Beta-thalassemia is a highly prevalent genetic disorder characterized by reduced synthesis of beta-globin chains or absence of beta-globin gene expression.1 Patients with transfusion-dependent thalassemia (TDT), the most severe form of the condition, require lifelong transfusions and iron chelation therapy due to chronic anemia.1,2 Recently, several novel gene therapy options are under investigation as potentially curative agents for TDT.2
In a review published in Stem Cells Translational Medicine, Isabelle Thuret, MD, of the department of pediatric onco-hematology at Marseille University in France, summarized current literature surrounding the treatment of TDT. Dr Thuret and her colleagues also reviewed several emerging gene therapies, which are currently being evaluated in clinical trials.
Treatment of TDT
Conventional treatment of beta-thalassemias includes chronic blood transfusions, iron chelation therapy, and in some cases, splenectomy. The primary goal of conventional treatment is to reduce transfusion requirements, ultimately decreasing iron overload and related problems.
Although conventional treatments have significantly improved patients’ quality of life and survival over the past few decades, they do not provide a definitive cure. Other barriers include the lack of availability and concerns around affordability.

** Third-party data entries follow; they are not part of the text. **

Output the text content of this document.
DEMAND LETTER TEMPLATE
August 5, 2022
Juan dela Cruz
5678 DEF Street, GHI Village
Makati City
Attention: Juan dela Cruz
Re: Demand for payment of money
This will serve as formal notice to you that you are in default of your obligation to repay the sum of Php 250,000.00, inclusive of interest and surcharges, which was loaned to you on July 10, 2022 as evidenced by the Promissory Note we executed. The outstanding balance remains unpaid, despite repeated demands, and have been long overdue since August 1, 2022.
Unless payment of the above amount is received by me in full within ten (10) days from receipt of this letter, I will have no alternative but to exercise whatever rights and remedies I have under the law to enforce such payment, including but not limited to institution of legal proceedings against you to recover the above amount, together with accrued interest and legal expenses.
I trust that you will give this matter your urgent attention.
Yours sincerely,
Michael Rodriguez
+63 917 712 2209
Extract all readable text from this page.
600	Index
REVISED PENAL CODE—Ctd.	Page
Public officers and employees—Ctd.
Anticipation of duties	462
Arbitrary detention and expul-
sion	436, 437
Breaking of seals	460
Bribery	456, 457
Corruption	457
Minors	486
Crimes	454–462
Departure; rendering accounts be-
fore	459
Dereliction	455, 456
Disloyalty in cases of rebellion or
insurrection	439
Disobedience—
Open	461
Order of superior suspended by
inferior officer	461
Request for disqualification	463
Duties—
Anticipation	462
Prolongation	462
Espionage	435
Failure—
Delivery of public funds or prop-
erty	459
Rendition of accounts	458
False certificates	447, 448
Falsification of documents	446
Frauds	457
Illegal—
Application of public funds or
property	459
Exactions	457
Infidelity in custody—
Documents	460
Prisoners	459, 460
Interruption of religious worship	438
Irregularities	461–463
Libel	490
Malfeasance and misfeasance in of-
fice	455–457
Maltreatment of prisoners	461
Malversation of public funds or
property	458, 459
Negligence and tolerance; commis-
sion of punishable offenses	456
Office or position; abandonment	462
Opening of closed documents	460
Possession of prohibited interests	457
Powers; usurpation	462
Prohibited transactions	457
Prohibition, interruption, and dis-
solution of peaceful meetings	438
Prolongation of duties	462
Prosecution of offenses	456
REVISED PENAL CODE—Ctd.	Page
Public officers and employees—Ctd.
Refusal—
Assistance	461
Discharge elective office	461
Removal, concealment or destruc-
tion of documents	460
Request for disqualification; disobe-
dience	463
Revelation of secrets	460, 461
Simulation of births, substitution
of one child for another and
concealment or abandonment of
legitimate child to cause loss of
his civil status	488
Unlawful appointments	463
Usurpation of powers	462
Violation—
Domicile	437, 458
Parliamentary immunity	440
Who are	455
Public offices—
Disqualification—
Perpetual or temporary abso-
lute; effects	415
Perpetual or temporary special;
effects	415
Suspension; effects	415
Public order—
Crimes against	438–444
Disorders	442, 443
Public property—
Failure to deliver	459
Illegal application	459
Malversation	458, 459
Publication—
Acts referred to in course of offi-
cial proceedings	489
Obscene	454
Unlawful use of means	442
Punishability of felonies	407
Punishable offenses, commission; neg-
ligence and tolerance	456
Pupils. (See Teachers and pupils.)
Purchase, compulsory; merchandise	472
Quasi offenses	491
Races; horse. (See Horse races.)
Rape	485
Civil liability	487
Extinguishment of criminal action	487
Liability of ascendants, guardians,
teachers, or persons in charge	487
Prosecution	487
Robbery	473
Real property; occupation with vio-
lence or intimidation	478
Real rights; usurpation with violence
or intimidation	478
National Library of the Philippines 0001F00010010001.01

Besides supportive care interventions, allogeneic hematopoietic stem cell transplantation (allo-HSCT) has been used to treat TDT for several decades, establishing its ability to cure this inherited blood disorder. However, it remains limited by a lack of suitable donors for a large majority of patient candidates.
In recent years, a new wave of gene therapies have emerged as an alternative curative approach for patients. Gene therapy approaches aim to replace the defective beta-globin gene, transferring a functional copy of the human beta-globin gene into the autologous hematopoietic stem cells (HSCs) of the bone marrow. Present-day transduction procedures incorporate self-activating lentiviral vectors that integrate functional globin genes into patient-derived HSCs.